Desde o momento em que os dias começaram a ficar mais pequenos, a noite foi progressivamente envolvendo todo o tempo em que caminho. Entro no seio da noite e dele saio ainda no escuro. Será uma festa a manhã em que puder vislumbrar a primeira luz ténue que anunciará a manhã.
São duros os ciclos da natureza, mas, diz quem sabe, necessários. A chegada do outono, com os dias inapelavelmente mirrados; a mudança da hora, essa machadada na luz. Depois vem o Inverno com um sol de meio dia triste e vencido.
Que venha então a primavera! As manhãs já mais luminosas, belas e perfumadas: parece que dentro de nós um força puxa para uma vida pujante e irreprimivelmente doce.
2. Ainda e sempre a “pequena plenitude”: um estado de estremecimento com os acontecimentos do quotidiano que, num repente, ganham brilho e beleza inauditos. Aparentemente, tudo segue o seu curso, mas o olhar capta o oiro do dia.
3. Os místicos alertam para a forma como a nossa mente funciona de forma dual: gosto/ não gosto, bom/ mau, digno/indigno, amigo/ inimigo. Talvez a liberdade interior aconteça quando percebemos a realidade como una.
4. Tenho medo de um dia olhar para trás e ver que não vivi “to the full”. De novo, à minha memória este verso de António Ramos Rosa: “Será que posso ser o que nuca fui/ e que pensei que nunca poderia ser?” Angustia-me descobrir um dia que vivi apenas em conformidade, timorato e cauteloso. Pode a minha vida (e, quem sabe, a tua) receber ainda um sobressalto de plenitude, de transbordamento interior, como se houvesse uma inundação de dentro para fora? O que será uma vida sobreabundante?

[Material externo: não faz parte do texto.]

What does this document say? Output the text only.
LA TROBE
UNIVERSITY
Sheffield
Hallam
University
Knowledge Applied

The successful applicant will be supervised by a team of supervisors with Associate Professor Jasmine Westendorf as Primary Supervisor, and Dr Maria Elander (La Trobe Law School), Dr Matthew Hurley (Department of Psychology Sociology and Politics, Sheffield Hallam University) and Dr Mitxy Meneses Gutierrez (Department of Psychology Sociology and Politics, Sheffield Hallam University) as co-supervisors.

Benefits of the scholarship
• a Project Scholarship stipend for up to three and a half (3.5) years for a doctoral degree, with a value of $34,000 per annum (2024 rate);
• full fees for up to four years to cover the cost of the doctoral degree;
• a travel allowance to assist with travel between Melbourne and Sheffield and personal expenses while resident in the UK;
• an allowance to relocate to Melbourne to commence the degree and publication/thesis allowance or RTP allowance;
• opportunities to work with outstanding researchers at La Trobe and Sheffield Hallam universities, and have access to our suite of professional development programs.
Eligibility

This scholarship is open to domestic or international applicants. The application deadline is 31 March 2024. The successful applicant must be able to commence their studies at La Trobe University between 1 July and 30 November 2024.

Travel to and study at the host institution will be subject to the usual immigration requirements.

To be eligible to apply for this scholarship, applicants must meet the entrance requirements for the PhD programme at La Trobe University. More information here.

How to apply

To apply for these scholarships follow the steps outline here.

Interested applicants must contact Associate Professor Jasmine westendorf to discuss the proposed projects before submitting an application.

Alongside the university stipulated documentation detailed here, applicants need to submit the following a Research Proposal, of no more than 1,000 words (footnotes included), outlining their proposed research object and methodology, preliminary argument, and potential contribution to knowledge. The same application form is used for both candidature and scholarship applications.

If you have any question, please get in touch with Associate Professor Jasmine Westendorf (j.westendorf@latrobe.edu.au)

5. O meu pai era pessimista e saudosista. Cresci com o seu discurso negativo relativamente a Portugal e aos portugueses. Creio que não deixei de ter uma visão parecida ao longo dos tempos. Se comparo Portugal aos países de maior desenvolvimento, cultura ou talento, não posso deixar de pensar que somos apenas medianos. Poderíamos ser um grande país? Terá havido algum momento no nosso passado em que ombreámos com as grandes potências europeias? Quando foi que começámos a divergir face “à Europa”? Somos um caso perdido? Acho que somos de facto bons na mediania. Há mudanças de mentalidade, nos nossos hábitos de pensar, de agir, de trabalhar, que estão muito enraizados e são difíceis de extirpar. Como se pode operar essa mudança? Com elites que o sejam verdadeiramente e com um consenso alargado e fino relativamente ao papel e importância da educação.